Based at Goldsmiths university, Forensic Architecture has exhibited at the ICA in London, MACBA Barcelona and MUAC Mexico. It was selected by the Turner Prize jury for ‘developing highly innovative methods for sourcing and visualising evidence relating to human rights abuses around the world, used in courts of law as well as exhibitions of art and architecture’.

Forensic Architecture is not the first architectural collective to receive a Turner nod. Assemble won the coveted art prize in 2015 for its urban regeneration project Granby Four Streets in Liverpool. ‘In an age when anything can be art, why not have a housing estate?’ said judge Alistair Hudson at the time of their nomination.

Forensic Architecture
Installation view of Counter Investigations: Forensic Architecture at the Institute of Contemporary Arts, Installation View. Photo by Mark Blower.
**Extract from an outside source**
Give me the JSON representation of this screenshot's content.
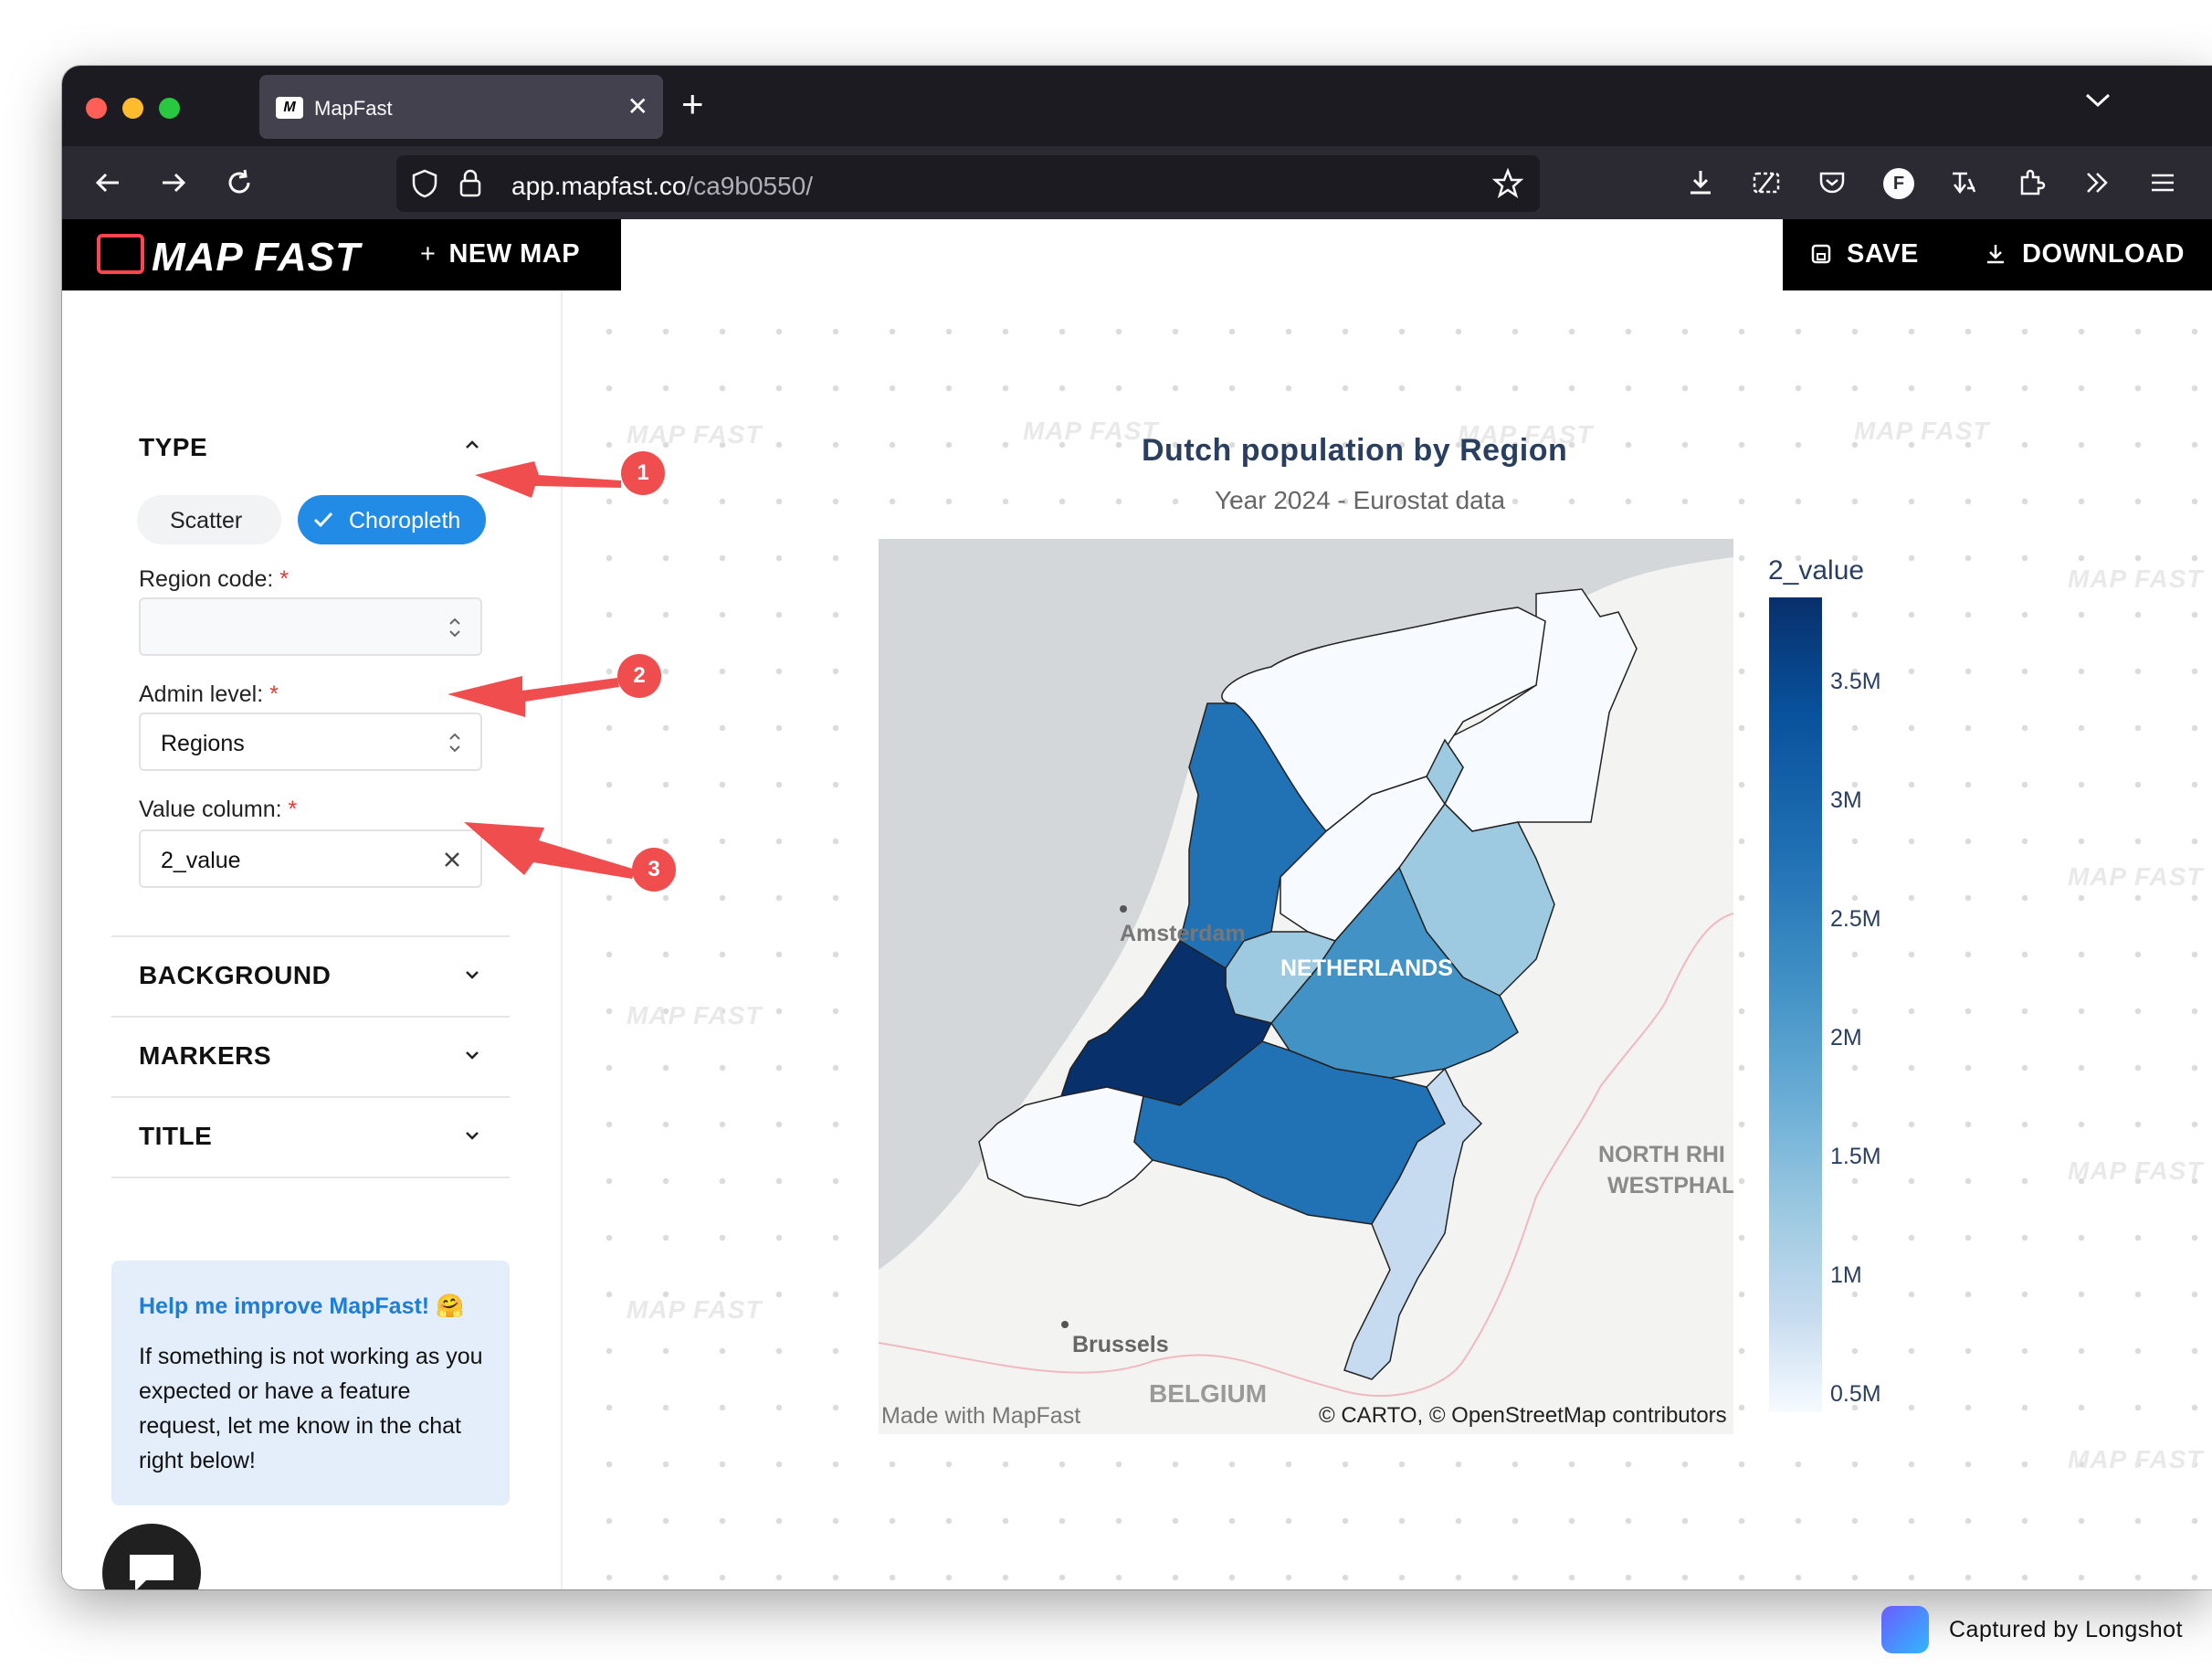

All 2018 Turner Prize nominees use video as a core part of their oeuvre and probe socio-political concerns.

Said Tate Britain director, Alex Farquharson: ‘This year’s jury has chosen an outstanding group of artists, all of whom are tackling the most pressing political and humanitarian issues of today. This shortlist highlights how important the moving image has become in exploring these debates. We are looking forward to what will be a dynamic and absorbing exhibition.’

The work of the nominees will be exhibited at Tate Britain from 25 September and the winner will be announced in December.